Sunday, September 9, 2012

Suicide or homicide?

One night, while we were in Mama Maria’s Pizzeria, waiting for the rain to stop, we watched in disgust the incident that happened in LRT 1. A woman jumped onto the railway and was hit by the train and was eventually killed. People who saw the incident said it was clearly a suicide. The train’s driver was, however, charged with reckless imprudence resulting in homicide.

My companions were upset. How come he was charged when the woman’s death was plainly not the driver's own doing? I said, “Well it’s ok.
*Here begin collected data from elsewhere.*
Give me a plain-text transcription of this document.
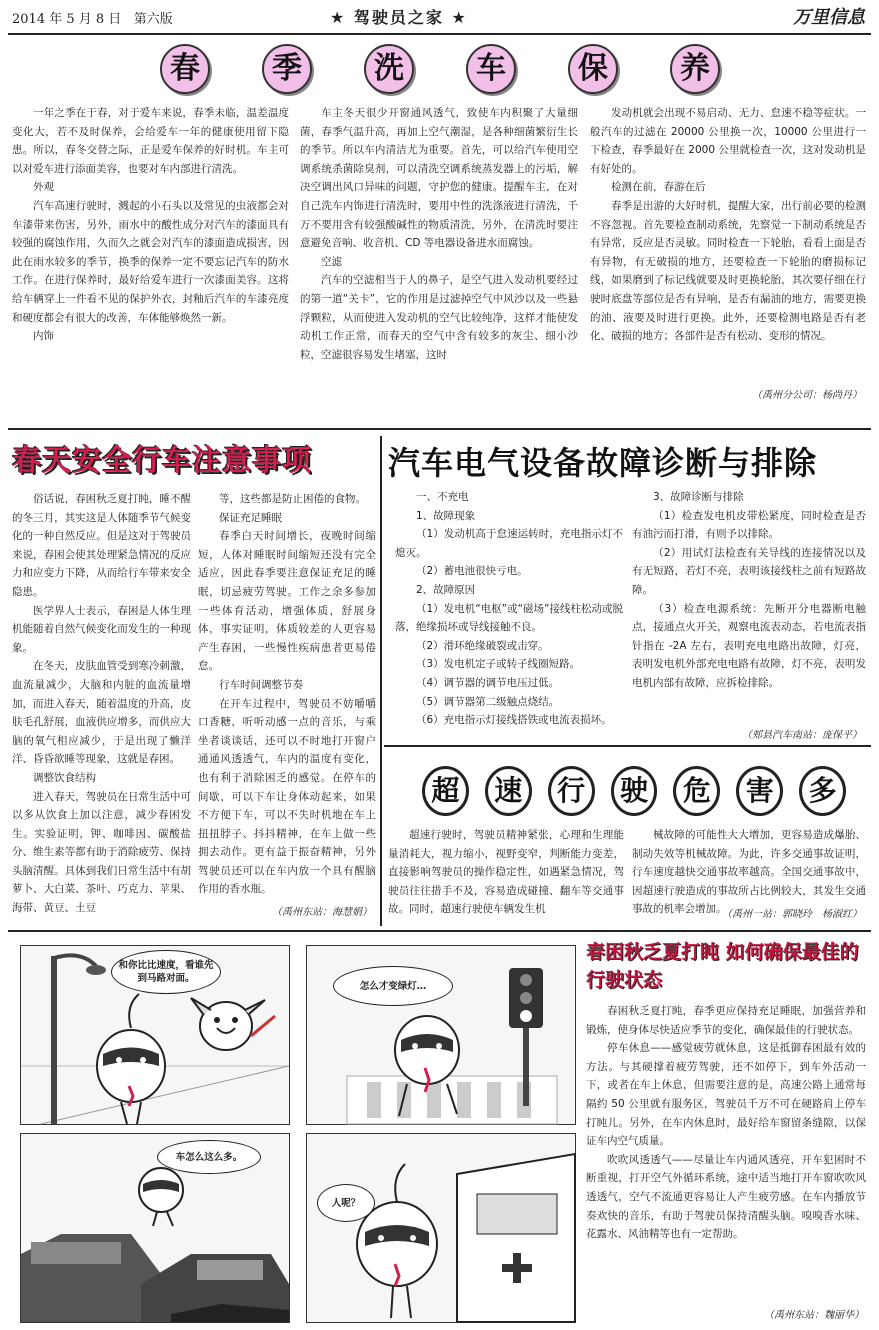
2014 年 5 月 8 日 第六版	★ 驾驶员之家 ★	万里信息
春	季	洗	车	保	养

一年之季在于春，对于爱车来说，春季未临，温差温度变化大，若不及时保养，会给爱车一年的健康使用留下隐患。所以，春冬交替之际，正是爱车保养的好时机。车主可以对爱车进行添面美容，也要对车内部进行清洗。

外观

汽车高速行驶时，溅起的小石头以及常见的虫液都会对车漆带来伤害，另外，雨水中的酸性成分对汽车的漆面具有较强的腐蚀作用，久而久之就会对汽车的漆面造成损害，因此在雨水较多的季节，换季的保养一定不要忘记汽车的防水工作。在进行保养时，最好给爱车进行一次漆面美容。这将给车辆穿上一件看不见的保护外衣，封釉后汽车的车漆亮度和硬度都会有很大的改善，车体能够焕然一新。

内饰

车主冬天很少开窗通风透气，致使车内积聚了大量细菌，春季气温升高，再加上空气潮湿，是各种细菌繁衍生长的季节。所以车内清洁尤为重要。首先，可以给汽车使用空调系统杀菌除臭剂，可以清洗空调系统蒸发器上的污垢，解决空调出风口异味的问题，守护您的健康。提醒车主，在对自己洗车内饰进行清洗时，要用中性的洗涤液进行清洗，千万不要用含有较强酸碱性的物质清洗，另外，在清洗时要注意避免音响、收音机、CD 等电器设备进水而腐蚀。

空滤

汽车的空滤相当于人的鼻子，是空气进入发动机要经过的第一道“关卡”，它的作用是过滤掉空气中风沙以及一些悬浮颗粒，从而使进入发动机的空气比较纯净，这样才能使发动机工作正常，而春天的空气中含有较多的灰尘、细小沙粒，空滤很容易发生堵塞，这时

发动机就会出现不易启动、无力、怠速不稳等症状。一般汽车的过滤在 20000 公里换一次，10000 公里进行一下检查，春季最好在 2000 公里就检查一次，这对发动机是有好处的。

检测在前，春游在后

春季是出游的大好时机，提醒大家，出行前必要的检测不容忽视。首先要检查制动系统，先察觉一下制动系统是否有异常，反应是否灵敏。同时检查一下轮胎，看看上面是否有异物，有无破损的地方，还要检查一下轮胎的磨损标记线，如果磨到了标记线就要及时更换轮胎，其次要仔细在行驶时底盘等部位是否有异响，是否有漏油的地方，需要更换的油、液要及时进行更换。此外，还要检测电路是否有老化、破损的地方；各部件是否有松动、变形的情况。

（禹州分公司：杨尚丹）
春天安全行车注意事项

俗话说，春困秋乏夏打盹，睡不醒的冬三月，其实这是人体随季节气候变化的一种自然反应。但是这对于驾驶员来说，春困会使其处理紧急情况的反应力和应变力下降，从而给行车带来安全隐患。

医学界人士表示，春困是人体生理机能随着自然气候变化而发生的一种现象。

在冬天，皮肤血管受到寒冷刺激，血流量减少，大脑和内脏的血流量增加，而进入春天，随着温度的升高，皮肤毛孔舒展，血液供应增多，而供应大脑的氧气相应减少，于是出现了懒洋洋、昏昏欲睡等现象，这就是春困。

调整饮食结构

进入春天，驾驶员在日常生活中可以多从饮食上加以注意，减少春困发生。实验证明，钾、咖啡因、碳酸盐分、维生素等都有助于消除疲劳、保持头脑清醒。具体到我们日常生活中有胡萝卜、大白菜、茶叶、巧克力、苹果、海带、黄豆、土豆

等，这些都是防止困倦的食物。

保证充足睡眠

春季白天时间增长，夜晚时间缩短，人体对睡眠时间缩短还没有完全适应，因此春季要注意保证充足的睡眠，切忌疲劳驾驶。工作之余多参加一些体育活动，增强体质，舒展身体，事实证明，体质较差的人更容易产生春困，一些慢性疾病患者更易倦怠。

行车时间调整节奏

在开车过程中，驾驶员不妨嚼嚼口香糖，听听动感一点的音乐，与乘坐者谈谈话，还可以不时地打开窗户通通风透透气，车内的温度有变化，也有利于消除困乏的感觉。在停车的间歇，可以下车让身体动起来，如果不方便下车，可以不失时机地在车上扭扭脖子、抖抖精神，在车上做一些拥去动作。更有益于振奋精神，另外驾驶员还可以在车内放一个具有醒脑作用的香水瓶。

（禹州东站：海慧娟）
汽车电气设备故障诊断与排除
一、不充电
1、故障现象

（1）发动机高于怠速运转时，充电指示灯不熄灭。

（2）蓄电池很快亏电。

2、故障原因

（1）发电机“电枢”或“磁场”接线柱松动或脱落，绝缘损坏或导线接触不良。

（2）滑环绝缘破裂或击穿。

（3）发电机定子或转子线圈短路。

（4）调节器的调节电压过低。

（5）调节器第二级触点烧结。

（6）充电指示灯接线搭铁或电流表损坏。

3、故障诊断与排除

（1）检查发电机皮带松紧度，同时检查是否有油污而打滑，有则予以排除。

（2）用试灯法检查有关导线的连接情况以及有无短路，若灯不亮，表明该接线柱之前有短路故障。

（3）检查电源系统：先断开分电器断电触点，接通点火开关，观察电流表动态，若电流表指针指在 -2A 左右，表明充电电路出故障，灯亮，表明发电机外部充电电路有故障，灯不亮，表明发电机内部有故障，应拆检排除。

（郏县汽车南站：庞保平）
超	速	行	驶	危	害	多

超速行驶时，驾驶员精神紧张，心理和生理能量消耗大，视力缩小，视野变窄，判断能力变差，直接影响驾驶员的操作稳定性，如遇紧急情况，驾驶员往往措手不及，容易造成碰撞、翻车等交通事故。同时，超速行驶使车辆发生机

械故障的可能性大大增加，更容易造成爆胎、制动失效等机械故障。为此，许多交通事故证明，行车速度越快交通事故率越高。全国交通事故中，因超速行驶造成的事故所占比例较大，其发生交通事故的机率会增加。

（禹州一站：郭晓玲　杨淑红）
和你比比速度，看谁先到马路对面。
怎么才变绿灯…
车怎么这么多。
人呢？
春困秋乏夏打盹 如何确保最佳的行驶状态

春困秋乏夏打盹，春季更应保持充足睡眠，加强营养和锻炼，使身体尽快适应季节的变化，确保最佳的行驶状态。

停车休息——感觉疲劳就休息，这是抵御春困最有效的方法。与其硬撑着疲劳驾驶，还不如停下，到车外活动一下，或者在车上休息，但需要注意的是，高速公路上通常每隔约 50 公里就有服务区，驾驶员千万不可在硬路肩上停车打盹儿。另外，在车内休息时，最好给车窗留条缝隙，以保证车内空气质量。

吹吹风透透气——尽量让车内通风透亮，开车犯困时不断重视，打开空气外循环系统，途中适当地打开车窗吹吹风透透气，空气不流通更容易让人产生疲劳感。在车内播放节奏欢快的音乐，有助于驾驶员保持清醒头脑。嗅嗅香水味、花露水、风油精等也有一定帮助。

（禹州东站：魏丽华）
The real question is will he be convicted?”

I submit no; the accused is exempted from the criminal liability under Art. 12, paragraph 4, of the Revised Penal Code, which provides:

“Any person who, while performing a lawful act with due care, causes an injury by mere accident without fault or intention of causing it.”

Before such exempting circumstance can be validly invoked, the following elements must concur:

  1. The accused is performing a lawful act;

  2. The accused is performing the lawful act with due care;

  3. The accused causes an injury to another by mere accident; and

  4. The accused acted without fault or intention of causing it.


Now, let’s examine each element and see if they are present in the circumstance that surrounds the incident.

  1. The accused is performing a lawful act


Never has it been decreed in this country that to maneuver a train is unlawful. To the first element, check.

  1. The accused is performing the lawful act with due care


Unlike other vehicles, a train follows the railway. It can never overtake another vehicle, make a U-turn, or drift. And it only stops at its designated train stop. So to the second element, check.

  1. The accused causes an injury to another by mere accident


What is an accident? “An accident is something that happens outside the sway of our will, and although it comes about through some act of our will, lies beyond the bounds of humanly foreseeable consequences.”

The train driver couldn’t have foreseen that someone will jump onto the railway because common sense has it that no man in his right mind would jump onto the railway and came out unscathed or alive.

  1. The accused acted without fault or intention of causing it


That the woman jumped onto the railway is no fault of the train driver. There is no way that he can prevent the woman from doing so. Neither is it his intention to hit the woman.

Therefore, having satisfied all the elements, the accused will most likely be exempted from criminal liability for the death of the woman.